Developing a Safety Program

A new resource from the Network of Employers for Traffic Safety (NETS) provides help in developing a comprehensive fleet safety program.

Produced in collaboration with NHTSA and the Occupational Safety and Health Administration (OSHA), the 32-page Guidelines for Employers to Reduce Motor Vehicle Crashes offers direction on setting up an employee safe driving program, promoting safe driving, and calculating fleet costs from motor vehicle crashes, plus specific tools on eliminating distracted, aggressive, impaired, and drowsy driving.

A downloadable PDF from the NETS Web site, www., the guide includes NETS' 10-Step Program to Minimize Crash Risk.

Manage 'Employee Element'

Les Sokolwski, director of division services for the National Safety Council (NSC), suggests several basic measures to reduce the rate of preventable crashes. Among the most critical is "managing the employee element" beginning with the hiring process, he says.
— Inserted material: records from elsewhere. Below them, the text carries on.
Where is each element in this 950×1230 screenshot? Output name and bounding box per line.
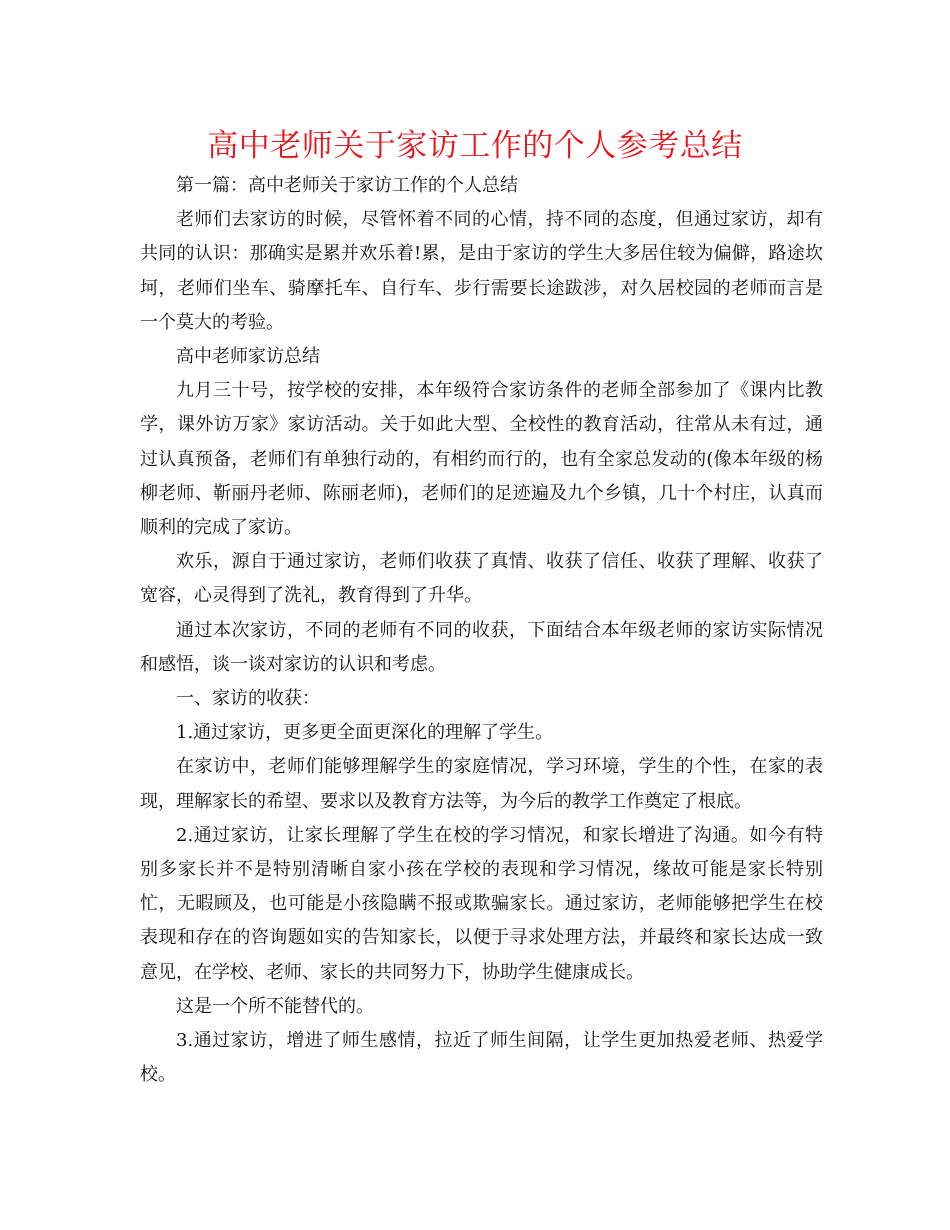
list-item: 3.通过家访，增进了师生感情，拉近了师生间隔，让学生更加热爱老师、热爱学校。 [140, 1030, 823, 1086]
paragraph: 老师们去家访的时候，尽管怀着不同的心情，持不同的态度，但通过家访，却有共同的认识：那确实是累并欢乐着!累，是由于家访的学生大多居住较为偏僻，路途坎坷，老师们坐车、骑摩托车、自行车、步行需要长途跋涉，对久居校园的老师而言是一个莫大的考验。 [140, 209, 823, 333]
paragraph: 欢乐，源自于通过家访，老师们收获了真情、收获了信任、收获了理解、收获了宽容，心灵得到了洗礼，教育得到了升华。 [140, 551, 823, 607]
subheading: 一、家访的收获： [176, 688, 320, 710]
list-item: 1.通过家访，更多更全面更深化的理解了学生。 [176, 722, 554, 744]
document-body [140, 169, 823, 1092]
subheading: 高中老师家访总结 [176, 346, 320, 368]
list-item: 2.通过家访，让家长理解了学生在校的学习情况，和家长增进了沟通。如今有特别多家长并不是特别清晰自家小孩在学校的表现和学习情况，缘故可能是家长特别忙，无暇顾及，也可能是小孩隐瞒不报或欺骗家长。通过家访，老师能够把学生在校表现和存在的咨询题如实的告知家长，以便于寻求处理方法，并最终和家长达成一致意见，在学校、老师、家长的共同努力下，协助学生健康成长。 [140, 824, 823, 983]
paragraph: 九月三十号，按学校的安排，本年级符合家访条件的老师全部参加了《课内比教学，课外访万家》家访活动。关于如此大型、全校性的教育活动，往常从未有过，通过认真预备，老师们有单独行动的，有相约而行的，也有全家总发动的(像本年级的杨柳老师、靳丽丹老师、陈丽老师)，老师们的足迹遍及九个乡镇，几十个村庄，认真而顺利的完成了家访。 [140, 380, 823, 539]
section-heading: 第一篇：高中老师关于家访工作的个人总结 [176, 175, 518, 196]
paragraph: 在家访中，老师们能够理解学生的家庭情况，学习环境，学生的个性，在家的表现，理解家长的希望、要求以及教育方法等，为今后的教学工作奠定了根底。 [140, 756, 823, 812]
document-title: 高中老师关于家访工作的个人参考总结 [207, 128, 743, 164]
paragraph: 这是一个所不能替代的。 [176, 995, 374, 1017]
paragraph: 通过本次家访，不同的老师有不同的收获，下面结合本年级老师的家访实际情况和感悟，谈一谈对家访的认识和考虑。 [140, 619, 823, 675]
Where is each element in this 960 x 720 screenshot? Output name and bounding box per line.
"With a salesperson, maybe 50 percent of their time is 'windshield' time. Look at that person not as a salesperson or delivery person, but as a driver, with exposure that is more associated with their driving behavior than the function of their job," Sokolwski advises. "Avoid the 'I don't really want to know' about an employee or prospective employee's driving record."

Develop and enforce standard policies, check each employee's driving record regularly, institute a proactive training and instruction program, implement a "solid" driver tracking mechanism, and hold everyone accountable, Sokolwski also recommends.